Estamos todos numa linha do tempo estranha e que declinou na ilha, no belo romance «A ilha e o tempo» (Einaudi, na fascinante série “Unici”), estreia narrativa de Claudia Lanteri, livreira de Palermomantém a sua ambivalência como tem acontecido muitas vezes na geografia literária em que o arquétipo e o topos polissémico da ilha, lugar de perda e resgate, ventre materno e prisão encantadora, encruzilhada de desejos e paixões, se transforma numa experiência de alma.

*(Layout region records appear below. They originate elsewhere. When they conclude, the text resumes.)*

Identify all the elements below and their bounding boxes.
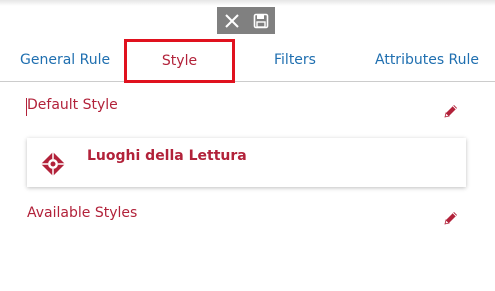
top-shadow [0,0,495,6]
tab-general-rule[interactable]: General Rule [20,40,110,81]
tab-filters[interactable]: Filters [274,40,316,81]
close-button[interactable] [220,9,244,33]
style-symbol-icon [41,152,65,176]
pencil-icon[interactable] [442,209,460,227]
tab-attributes-rule[interactable]: Attributes Rule [375,40,479,81]
style-name: Luoghi della Lettura [87,148,247,164]
tab-bar: General Rule Style Filters Attributes Ru… [0,39,495,83]
toolbar [217,7,275,34]
default-style-label: Default Style [27,97,118,113]
tab-style[interactable]: Style [124,39,235,83]
close-icon [224,13,239,28]
save-button[interactable] [249,9,273,33]
default-style-item[interactable]: Luoghi della Lettura [27,138,466,187]
save-icon [253,13,268,28]
pencil-icon[interactable] [442,102,460,120]
available-styles-label: Available Styles [27,205,138,221]
style-editor-panel: General Rule Style Filters Attributes Ru… [0,0,495,291]
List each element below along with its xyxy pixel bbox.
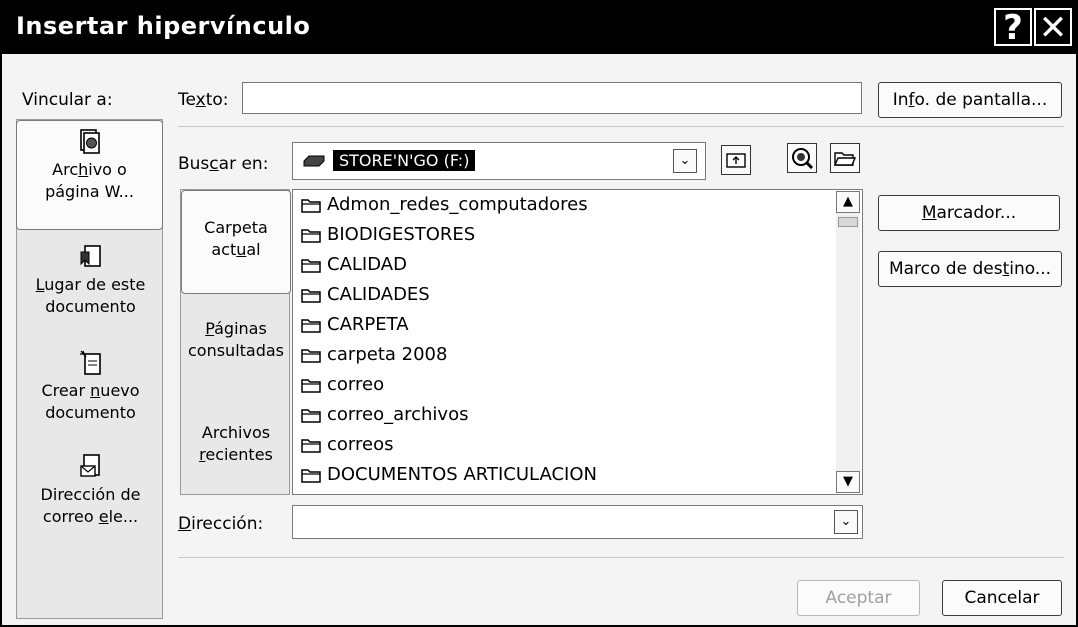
scroll-up-button[interactable]: ▲ [836,191,860,213]
file-list-item[interactable]: BIODIGESTORES [301,220,475,250]
tab-recent-files[interactable]: Archivos recientes [181,422,291,466]
help-button[interactable]: ? [994,8,1032,46]
title-bar: Insertar hipervínculo ? ✕ [2,2,1076,54]
file-name: correo_archivos [327,404,469,425]
link-to-new-document[interactable]: Crear nuevo documento [17,350,164,424]
ok-button[interactable]: Aceptar [797,580,920,616]
file-list-item[interactable]: Admon_redes_computadores [301,190,588,220]
tab-browsed-pages[interactable]: Páginas consultadas [181,318,291,362]
look-in-dropdown-arrow[interactable]: ⌄ [673,149,697,173]
link-to-panel: Archivo o página W... Lugar de este docu… [16,119,163,619]
file-name: BIODIGESTORES [327,224,476,245]
browse-tabs-panel: Carpeta actual Páginas consultadas Archi… [180,189,291,495]
bookmark-button[interactable]: Marcador... [878,195,1060,231]
folder-icon [301,319,321,333]
folder-icon [301,259,321,273]
address-dropdown-arrow[interactable]: ⌄ [834,510,858,534]
scroll-thumb[interactable] [838,217,858,227]
folder-icon [301,199,321,213]
separator-bottom [178,557,1064,558]
bookmark-doc-icon [80,245,101,267]
file-list-item[interactable]: correo_archivos [301,400,468,430]
separator [178,126,1064,127]
file-name: correo [327,374,385,395]
folder-icon [301,229,321,243]
dialog-title: Insertar hipervínculo [16,12,311,40]
look-in-combo[interactable]: STORE'N'GO (F:) ⌄ [292,142,706,180]
file-list-item[interactable]: DOCUMENTOS ARTICULACION [301,460,597,490]
target-frame-button[interactable]: Marco de destino... [878,251,1062,287]
screentip-button[interactable]: Info. de pantalla... [878,82,1062,118]
scroll-down-button[interactable]: ▼ [836,471,860,493]
look-in-label: Buscar en: [178,154,269,174]
close-button[interactable]: ✕ [1034,8,1072,46]
file-name: DOCUMENTOS ARTICULACION [327,464,597,485]
new-document-icon [79,350,101,375]
email-icon [79,454,100,477]
file-name: CARPETA [327,314,409,335]
file-list-item[interactable]: correos [301,430,393,460]
file-list[interactable]: Admon_redes_computadores BIODIGESTORES CAL… [292,189,863,495]
link-to-place-in-document[interactable]: Lugar de este documento [17,244,164,318]
tab-current-folder[interactable]: Carpeta actual [181,190,291,294]
file-name: correos [327,434,394,455]
file-list-item[interactable]: correo [301,370,384,400]
browse-web-button[interactable] [787,143,817,173]
link-to-existing-file[interactable]: Archivo o página W... [16,120,163,230]
file-name: CALIDAD [327,254,407,275]
file-web-icon [79,129,100,154]
hyperlink-dialog: Insertar hipervínculo ? ✕ Vincular a: Ar… [0,0,1078,627]
text-label: Texto: [178,90,229,110]
file-list-item[interactable]: carpeta 2008 [301,340,447,370]
up-one-folder-button[interactable] [721,145,751,175]
folder-icon [301,469,321,483]
web-search-icon [792,148,814,170]
address-combo[interactable]: ⌄ [292,505,863,539]
folder-icon [301,439,321,453]
folder-icon [301,409,321,423]
file-list-scrollbar[interactable]: ▲ ▼ [836,191,860,493]
address-label: Dirección: [178,514,264,534]
file-list-item[interactable]: CALIDADES [301,280,430,310]
file-name: Admon_redes_computadores [327,194,588,215]
link-to-label: Vincular a: [22,90,113,110]
file-name: carpeta 2008 [327,344,448,365]
up-folder-icon [726,153,746,168]
browse-file-button[interactable] [830,143,860,173]
look-in-value: STORE'N'GO (F:) [333,150,476,171]
file-name: CALIDADES [327,284,430,305]
folder-icon [301,379,321,393]
open-folder-icon [833,152,857,166]
file-list-item[interactable]: CALIDAD [301,250,407,280]
cancel-button[interactable]: Cancelar [942,580,1062,616]
link-to-email-address[interactable]: Dirección de correo ele... [17,454,164,528]
file-list-item[interactable]: CARPETA [301,310,409,340]
folder-icon [301,289,321,303]
drive-icon [303,155,325,167]
text-to-display-input[interactable] [242,82,862,114]
folder-icon [301,349,321,363]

E na ilha de Onofrio, conhecida como Nonò, coexistem a voz narrativa deste romance de densa turgescência narrativa, salpicada de lexemas dialetais e inflexões insulares, a ilha em que Linosa é reconhecida, longe de Lampedusa e ainda mais da Sicília-Itália, coexiste as forças antinomianas do encantamento e do engano, em cujo espaço circunscrito mas aberto ao encontro e à vista do ilimitado, as coordenadas cronológicas se confundem e o espaço-tempo se torna absoluto (o futuro na ilha não é esperado e os verbos no futuro conjugam o nada) .

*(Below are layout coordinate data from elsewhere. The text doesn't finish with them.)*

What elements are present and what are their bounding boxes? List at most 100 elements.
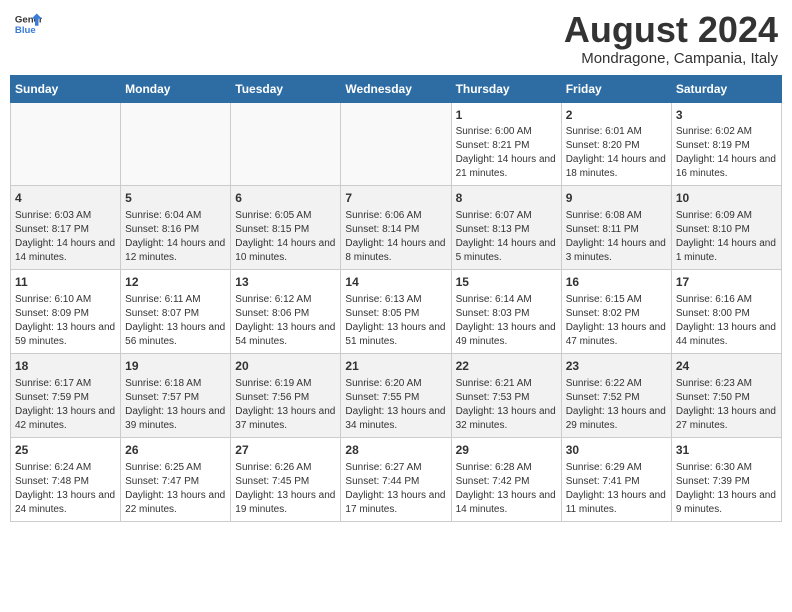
calendar-cell: 20 Sunrise: 6:19 AMSunset: 7:56 PMDayligh… <box>231 353 341 437</box>
day-number: 24 <box>676 358 777 375</box>
calendar-cell: 14 Sunrise: 6:13 AMSunset: 8:05 PMDayligh… <box>341 270 451 354</box>
calendar-cell: 6 Sunrise: 6:05 AMSunset: 8:15 PMDaylight… <box>231 186 341 270</box>
day-info: Sunrise: 6:26 AMSunset: 7:45 PMDaylight:… <box>235 461 336 517</box>
logo-icon: General Blue <box>14 10 42 38</box>
calendar-cell: 15Sunrise: 6:14 AMSunset: 8:03 PMDayligh… <box>451 270 561 354</box>
logo: General Blue <box>14 10 42 38</box>
day-number: 4 <box>15 190 116 207</box>
calendar-cell: 4 Sunrise: 6:03 AMSunset: 8:17 PMDaylight… <box>11 186 121 270</box>
day-info: Sunrise: 6:15 AMSunset: 8:02 PMDaylight:… <box>566 293 667 349</box>
calendar-cell: 23Sunrise: 6:22 AMSunset: 7:52 PMDayligh… <box>561 353 671 437</box>
week-row-3: 11 Sunrise: 6:10 AMSunset: 8:09 PMDayligh… <box>11 270 782 354</box>
day-info: Sunrise: 6:04 AMSunset: 8:16 PMDaylight:… <box>125 209 226 265</box>
week-row-2: 4 Sunrise: 6:03 AMSunset: 8:17 PMDaylight… <box>11 186 782 270</box>
day-info: Sunrise: 6:28 AMSunset: 7:42 PMDaylight:… <box>456 461 557 517</box>
day-header-saturday: Saturday <box>671 75 781 102</box>
calendar-cell: 30 Sunrise: 6:29 AMSunset: 7:41 PMDayligh… <box>561 437 671 521</box>
day-info: Sunrise: 6:00 AMSunset: 8:21 PMDaylight:… <box>456 125 557 181</box>
calendar-cell: 27Sunrise: 6:26 AMSunset: 7:45 PMDayligh… <box>231 437 341 521</box>
day-number: 11 <box>15 274 116 291</box>
day-number: 19 <box>125 358 226 375</box>
day-number: 30 <box>566 442 667 459</box>
day-number: 18 <box>15 358 116 375</box>
day-number: 1 <box>456 107 557 124</box>
day-header-friday: Friday <box>561 75 671 102</box>
calendar-cell: 10Sunrise: 6:09 AMSunset: 8:10 PMDayligh… <box>671 186 781 270</box>
calendar-cell: 16 Sunrise: 6:15 AMSunset: 8:02 PMDayligh… <box>561 270 671 354</box>
day-info: Sunrise: 6:13 AMSunset: 8:05 PMDaylight:… <box>345 293 446 349</box>
day-number: 31 <box>676 442 777 459</box>
day-info: Sunrise: 6:29 AMSunset: 7:41 PMDaylight:… <box>566 461 667 517</box>
day-number: 6 <box>235 190 336 207</box>
day-info: Sunrise: 6:23 AMSunset: 7:50 PMDaylight:… <box>676 377 777 433</box>
calendar-cell <box>341 102 451 186</box>
calendar-cell: 3Sunrise: 6:02 AMSunset: 8:19 PMDaylight… <box>671 102 781 186</box>
header-row: SundayMondayTuesdayWednesdayThursdayFrid… <box>11 75 782 102</box>
day-info: Sunrise: 6:11 AMSunset: 8:07 PMDaylight:… <box>125 293 226 349</box>
day-header-sunday: Sunday <box>11 75 121 102</box>
day-number: 8 <box>456 190 557 207</box>
location-subtitle: Mondragone, Campania, Italy <box>564 50 778 67</box>
calendar-cell: 7 Sunrise: 6:06 AMSunset: 8:14 PMDaylight… <box>341 186 451 270</box>
day-number: 15 <box>456 274 557 291</box>
day-info: Sunrise: 6:09 AMSunset: 8:10 PMDaylight:… <box>676 209 777 265</box>
day-info: Sunrise: 6:01 AMSunset: 8:20 PMDaylight:… <box>566 125 667 181</box>
calendar-cell <box>121 102 231 186</box>
title-area: August 2024 Mondragone, Campania, Italy <box>564 10 778 67</box>
day-header-wednesday: Wednesday <box>341 75 451 102</box>
day-number: 3 <box>676 107 777 124</box>
day-number: 22 <box>456 358 557 375</box>
day-number: 16 <box>566 274 667 291</box>
day-number: 21 <box>345 358 446 375</box>
day-info: Sunrise: 6:05 AMSunset: 8:15 PMDaylight:… <box>235 209 336 265</box>
day-info: Sunrise: 6:07 AMSunset: 8:13 PMDaylight:… <box>456 209 557 265</box>
day-number: 13 <box>235 274 336 291</box>
calendar-table: SundayMondayTuesdayWednesdayThursdayFrid… <box>10 75 782 522</box>
calendar-cell: 18 Sunrise: 6:17 AMSunset: 7:59 PMDayligh… <box>11 353 121 437</box>
calendar-cell: 25Sunrise: 6:24 AMSunset: 7:48 PMDayligh… <box>11 437 121 521</box>
calendar-cell: 21 Sunrise: 6:20 AMSunset: 7:55 PMDayligh… <box>341 353 451 437</box>
week-row-4: 18 Sunrise: 6:17 AMSunset: 7:59 PMDayligh… <box>11 353 782 437</box>
calendar-cell: 26 Sunrise: 6:25 AMSunset: 7:47 PMDayligh… <box>121 437 231 521</box>
day-number: 5 <box>125 190 226 207</box>
day-header-monday: Monday <box>121 75 231 102</box>
day-info: Sunrise: 6:06 AMSunset: 8:14 PMDaylight:… <box>345 209 446 265</box>
day-info: Sunrise: 6:03 AMSunset: 8:17 PMDaylight:… <box>15 209 116 265</box>
day-number: 20 <box>235 358 336 375</box>
calendar-cell: 17Sunrise: 6:16 AMSunset: 8:00 PMDayligh… <box>671 270 781 354</box>
day-number: 29 <box>456 442 557 459</box>
day-number: 2 <box>566 107 667 124</box>
day-header-tuesday: Tuesday <box>231 75 341 102</box>
day-info: Sunrise: 6:17 AMSunset: 7:59 PMDaylight:… <box>15 377 116 433</box>
calendar-cell: 9Sunrise: 6:08 AMSunset: 8:11 PMDaylight… <box>561 186 671 270</box>
day-info: Sunrise: 6:10 AMSunset: 8:09 PMDaylight:… <box>15 293 116 349</box>
day-info: Sunrise: 6:20 AMSunset: 7:55 PMDaylight:… <box>345 377 446 433</box>
calendar-cell: 11 Sunrise: 6:10 AMSunset: 8:09 PMDayligh… <box>11 270 121 354</box>
week-row-1: 1Sunrise: 6:00 AMSunset: 8:21 PMDaylight… <box>11 102 782 186</box>
week-row-5: 25Sunrise: 6:24 AMSunset: 7:48 PMDayligh… <box>11 437 782 521</box>
day-info: Sunrise: 6:30 AMSunset: 7:39 PMDaylight:… <box>676 461 777 517</box>
month-title: August 2024 <box>564 10 778 50</box>
calendar-cell: 2Sunrise: 6:01 AMSunset: 8:20 PMDaylight… <box>561 102 671 186</box>
calendar-cell <box>231 102 341 186</box>
day-info: Sunrise: 6:02 AMSunset: 8:19 PMDaylight:… <box>676 125 777 181</box>
svg-text:Blue: Blue <box>15 25 36 36</box>
day-number: 14 <box>345 274 446 291</box>
day-number: 7 <box>345 190 446 207</box>
day-number: 12 <box>125 274 226 291</box>
calendar-cell: 8 Sunrise: 6:07 AMSunset: 8:13 PMDaylight… <box>451 186 561 270</box>
day-info: Sunrise: 6:16 AMSunset: 8:00 PMDaylight:… <box>676 293 777 349</box>
day-info: Sunrise: 6:19 AMSunset: 7:56 PMDaylight:… <box>235 377 336 433</box>
day-info: Sunrise: 6:22 AMSunset: 7:52 PMDaylight:… <box>566 377 667 433</box>
calendar-cell: 22 Sunrise: 6:21 AMSunset: 7:53 PMDayligh… <box>451 353 561 437</box>
day-info: Sunrise: 6:25 AMSunset: 7:47 PMDaylight:… <box>125 461 226 517</box>
day-info: Sunrise: 6:18 AMSunset: 7:57 PMDaylight:… <box>125 377 226 433</box>
calendar-cell: 24 Sunrise: 6:23 AMSunset: 7:50 PMDayligh… <box>671 353 781 437</box>
day-number: 26 <box>125 442 226 459</box>
calendar-cell: 29 Sunrise: 6:28 AMSunset: 7:42 PMDayligh… <box>451 437 561 521</box>
day-number: 25 <box>15 442 116 459</box>
calendar-cell <box>11 102 121 186</box>
calendar-cell: 12 Sunrise: 6:11 AMSunset: 8:07 PMDayligh… <box>121 270 231 354</box>
calendar-cell: 31 Sunrise: 6:30 AMSunset: 7:39 PMDayligh… <box>671 437 781 521</box>
day-info: Sunrise: 6:21 AMSunset: 7:53 PMDaylight:… <box>456 377 557 433</box>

Um cronotopo essencial para a própria estrutura da narrativa e para o destino de Nonò que, ao contar a história, é tanto o adolescente que vivencia os fatos quanto o adulto que, mesmo trinta anos depois, precisa mapear esses fatos contando-os para todos que ele conhece. Porque as histórias servem para alguma coisa, é “como se você colocasse um par de óculos estampados para ver o mundo de uma maneira nova, que você não tinha previsto ou calculado”. O de Nonò na ilha é um paraíso privado vivido com a curiosidade e a imaginação de ter como casa não tanto a sua pobre casa, mas um lugar onde as estações são mutáveis como o mar, onde cavernas e passagens, montanhas e fundos marinhos, dammusi. os esconderijos são fabulosos, e a natureza, os animais em particular, bandos de turriaches e colônias de peixes, alimentam o ar de aventura que o menino respira enquanto muitas vezes se esconde “apoiado nos cotovelos” para observar sem ser encontrado.

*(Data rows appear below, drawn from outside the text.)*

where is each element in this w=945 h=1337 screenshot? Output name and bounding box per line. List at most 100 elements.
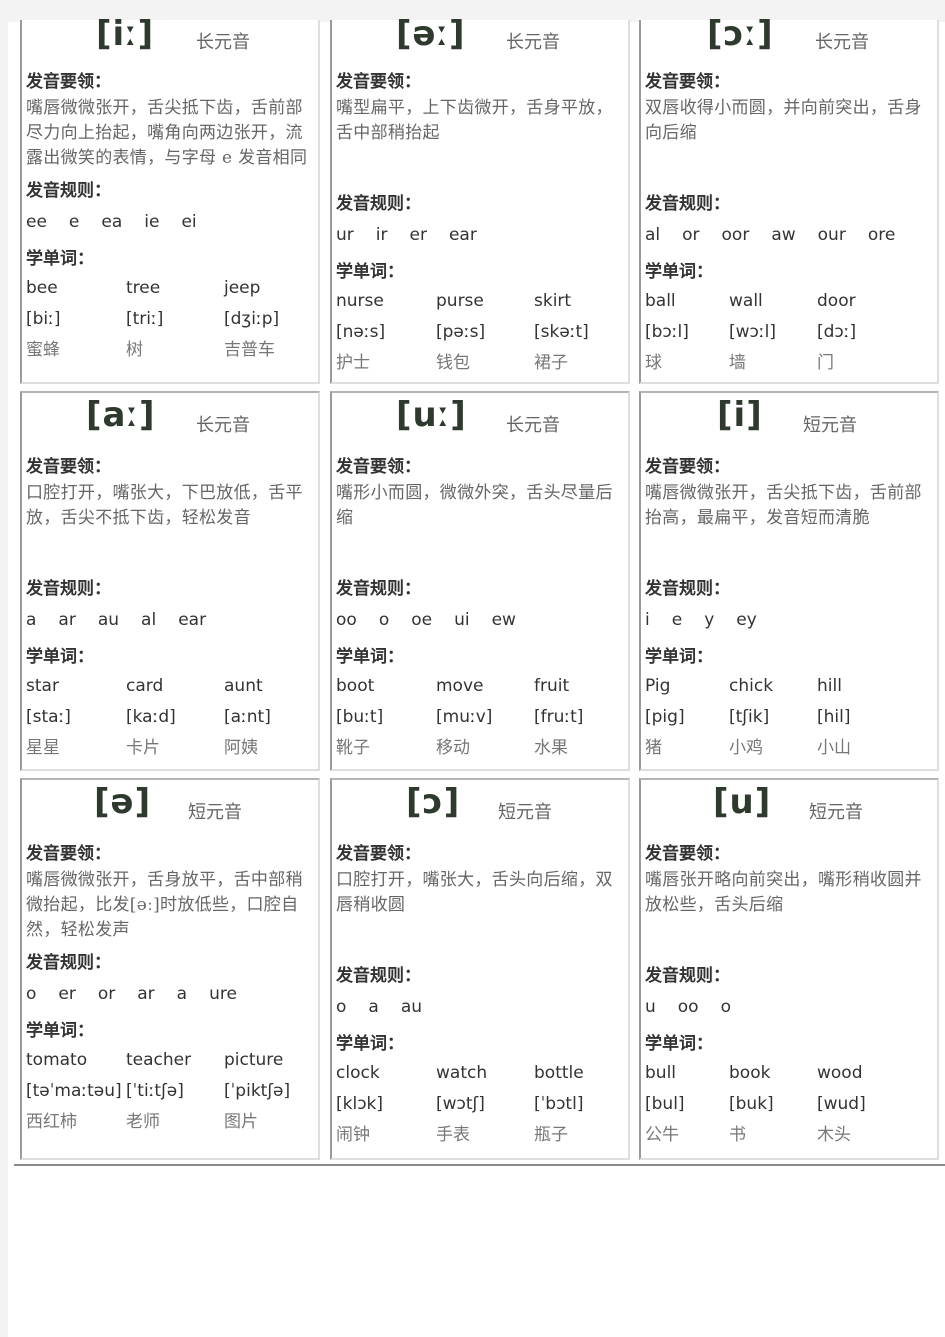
- rules-label: 发音规则：: [336, 579, 421, 599]
- tips-label: 发音要领：: [645, 457, 730, 477]
- card-header: [əː] 长元音: [336, 14, 624, 62]
- vowel-symbol: [ɔː]: [707, 14, 774, 54]
- meaning-row: 西红柿 老师 图片: [26, 1107, 314, 1138]
- word: bee: [26, 278, 58, 298]
- vowel-type: 短元音: [498, 802, 552, 823]
- vowel-card: [aː] 长元音 发音要领： 口腔打开，嘴张大，下巴放低，舌平放，舌尖不抵下齿，…: [20, 391, 320, 771]
- words-label: 学单词：: [336, 647, 404, 667]
- word-row: ball wall door: [645, 286, 933, 317]
- rules-label: 发音规则：: [645, 966, 730, 986]
- spelling-rule: a: [26, 610, 37, 630]
- phonetic: [ˈtiːtʃə]: [126, 1081, 184, 1101]
- meaning: 树: [126, 340, 143, 360]
- spelling-rule: ey: [736, 610, 757, 630]
- phonetic-row: [bul] [buk] [wud]: [645, 1089, 933, 1120]
- tips-label: 发音要领：: [336, 72, 421, 92]
- word-row: Pig chick hill: [645, 671, 933, 702]
- word: aunt: [224, 676, 263, 696]
- spelling-rule: al: [141, 610, 157, 630]
- vowel-card: [ɔː] 长元音 发音要领： 双唇收得小而圆，并向前突出，舌身向后缩 发音规则：…: [639, 14, 939, 384]
- word: fruit: [534, 676, 570, 696]
- phonetic-row: [klɔk] [wɔtʃ] [ˈbɔtl]: [336, 1089, 624, 1120]
- word: teacher: [126, 1050, 192, 1070]
- word-row: boot move fruit: [336, 671, 624, 702]
- meaning: 星星: [26, 738, 60, 758]
- phonetic-row: [pig] [tʃik] [hil]: [645, 702, 933, 733]
- tips-text: 嘴唇微微张开，舌尖抵下齿，舌前部尽力向上抬起，嘴角向两边张开，流露出微笑的表情，…: [26, 98, 308, 168]
- word: wall: [729, 291, 763, 311]
- spelling-rule: or: [97, 984, 116, 1004]
- phonetic: [fruːt]: [534, 707, 584, 727]
- phonetic: [buːt]: [336, 707, 384, 727]
- meaning: 水果: [534, 738, 568, 758]
- meaning: 裙子: [534, 353, 568, 373]
- tips-text: 嘴唇微微张开，舌身放平，舌中部稍微抬起，比发[əː]时放低些，口腔自然，轻松发声: [26, 870, 303, 940]
- spelling-rules: oo o oe ui ew: [336, 603, 624, 637]
- spelling-rule: or: [682, 225, 700, 245]
- word: wood: [817, 1063, 863, 1083]
- word-row: clock watch bottle: [336, 1058, 624, 1089]
- phonetic: [kaːd]: [126, 707, 176, 727]
- vowel-symbol: [i]: [717, 395, 763, 435]
- phonetic: [wɔtʃ]: [436, 1094, 485, 1114]
- spelling-rules: u oo o: [645, 990, 933, 1024]
- meaning-row: 星星 卡片 阿姨: [26, 733, 314, 764]
- spelling-rule: aw: [771, 225, 796, 245]
- words-label: 学单词：: [26, 1021, 94, 1041]
- phonetic: [biː]: [26, 309, 61, 329]
- rules-label: 发音规则：: [336, 966, 421, 986]
- spelling-rule: o: [26, 984, 37, 1004]
- meaning: 木头: [817, 1125, 851, 1145]
- word: boot: [336, 676, 375, 696]
- meaning-row: 球 墙 门: [645, 348, 933, 379]
- word: Pig: [645, 676, 671, 696]
- rules-label: 发音规则：: [26, 579, 111, 599]
- spelling-rule: ore: [867, 225, 896, 245]
- phonetic: [skəːt]: [534, 322, 589, 342]
- phonetic: [ˈpiktʃə]: [224, 1081, 291, 1101]
- meaning: 书: [729, 1125, 746, 1145]
- spelling-rule: oor: [721, 225, 750, 245]
- card-header: [u] 短元音: [645, 780, 933, 834]
- vowel-symbol: [ɔ]: [406, 782, 461, 822]
- vowel-card: [i] 短元音 发音要领： 嘴唇微微张开，舌尖抵下齿，舌前部抬高，最扁平，发音短…: [639, 391, 939, 771]
- phonetic: [staː]: [26, 707, 71, 727]
- spelling-rule: ar: [58, 610, 76, 630]
- words-label: 学单词：: [645, 1034, 713, 1054]
- tips-text: 嘴形小而圆，微微外突，舌头尽量后缩: [336, 483, 613, 528]
- word: clock: [336, 1063, 380, 1083]
- tips-text: 嘴唇微微张开，舌尖抵下齿，舌前部抬高，最扁平，发音短而清脆: [645, 483, 922, 528]
- meaning: 吉普车: [224, 340, 275, 360]
- spelling-rule: a: [368, 997, 379, 1017]
- vowel-type: 长元音: [196, 32, 250, 53]
- tips-label: 发音要领：: [336, 457, 421, 477]
- spelling-rule: u: [645, 997, 656, 1017]
- rules-label: 发音规则：: [645, 194, 730, 214]
- word: move: [436, 676, 484, 696]
- vowel-card: [iː] 长元音 发音要领： 嘴唇微微张开，舌尖抵下齿，舌前部尽力向上抬起，嘴角…: [20, 14, 320, 384]
- meaning-row: 公牛 书 木头: [645, 1120, 933, 1151]
- vowel-card: [ɔ] 短元音 发音要领： 口腔打开，嘴张大，舌头向后缩，双唇稍收圆 发音规则：…: [330, 778, 630, 1160]
- spelling-rules: al or oor aw our ore: [645, 218, 933, 252]
- word: bull: [645, 1063, 677, 1083]
- vowel-symbol: [əː]: [396, 14, 466, 54]
- word: tomato: [26, 1050, 88, 1070]
- spelling-rule: ew: [491, 610, 516, 630]
- word: ball: [645, 291, 676, 311]
- phonetic-row: [bɔːl] [wɔːl] [dɔː]: [645, 317, 933, 348]
- vowel-type: 短元音: [803, 415, 857, 436]
- tips-label: 发音要领：: [336, 844, 421, 864]
- card-header: [ə] 短元音: [26, 780, 314, 834]
- spelling-rule: ear: [178, 610, 207, 630]
- vowel-symbol: [aː]: [86, 395, 156, 435]
- spelling-rule: ar: [137, 984, 155, 1004]
- spelling-rule: ure: [209, 984, 237, 1004]
- phonetic: [bul]: [645, 1094, 685, 1114]
- phonetic: [klɔk]: [336, 1094, 384, 1114]
- phonetic-row: [təˈmaːtəu] [ˈtiːtʃə] [ˈpiktʃə]: [26, 1076, 314, 1107]
- phonetic: [dʒiːp]: [224, 309, 280, 329]
- phonetic: [hil]: [817, 707, 851, 727]
- phonetic-row: [staː] [kaːd] [aːnt]: [26, 702, 314, 733]
- phonetic: [buk]: [729, 1094, 774, 1114]
- meaning: 图片: [224, 1112, 258, 1132]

Filho de dois irmãos do pescador Salvatore, medíocre como pai e pior como marido, e de Angelina, uma bela personagem símbolo do poder do feminino porque «as mulheres, feitas mães, perdem o sono por causa disso e ganham clarividência», torna-se o “assistente” do naturalista Edoardo Delmasso, que chegou à ilha laboratório para coletar amostras de animais e plantas. Estamos no limiar da década de 1960, não há electricidade na ilha e para obter água e outros abastecimentos aguardamos a chegada do navio quando este puder aterrar, mas para Nonò a ilha não é «a rocha queimada perdida em o mar”, como acreditam as pessoas que lá chegam no verão, mas “a terra que explode em março sem ser arada, e as borboletas e as abelhas empanturram-se de flores silvestres, e os quebra-ferros migram de África, e as toutinegras, e é tudo verde.” É lindo viver entre a luz e o mar mas com os pés bem fincados no chão como as mães da ilha que olham de longe o mar, levadas como estão pelos negócios que são “os modos como certas mães abraçar-te”.
Mas um dia a aventura de Nonò fica cheia de mistério quando um pequeno barco chega com um náufrago e o corpo de sua esposa a bordo. É um capitão que fala do incêndio do barco em que viajava a abastada família Domoculta, pai, mãe e três filhos pequenos, que desapareceram no acidente com muitas sombras nunca esclarecidas pela ambiguidade do náufrago. Assim, Nonò passa de assistente de Dalmasso a “investigador iniciante” de uma história policial que encalha nos baixios da investigação oficial. Onde a luz é mais forte, como sabemos, as trevas e o luto são mais densos.
Os anos passam e Nonò, agora sozinho, fica prisioneiro daquela memória pegajosa, mas é por essa cansativa verdade que escolheu permanecer na ilha para viver o tempo daquele mar que o abraça como um amante ou uma mãe e compartilhar o destino de quem não vai embora.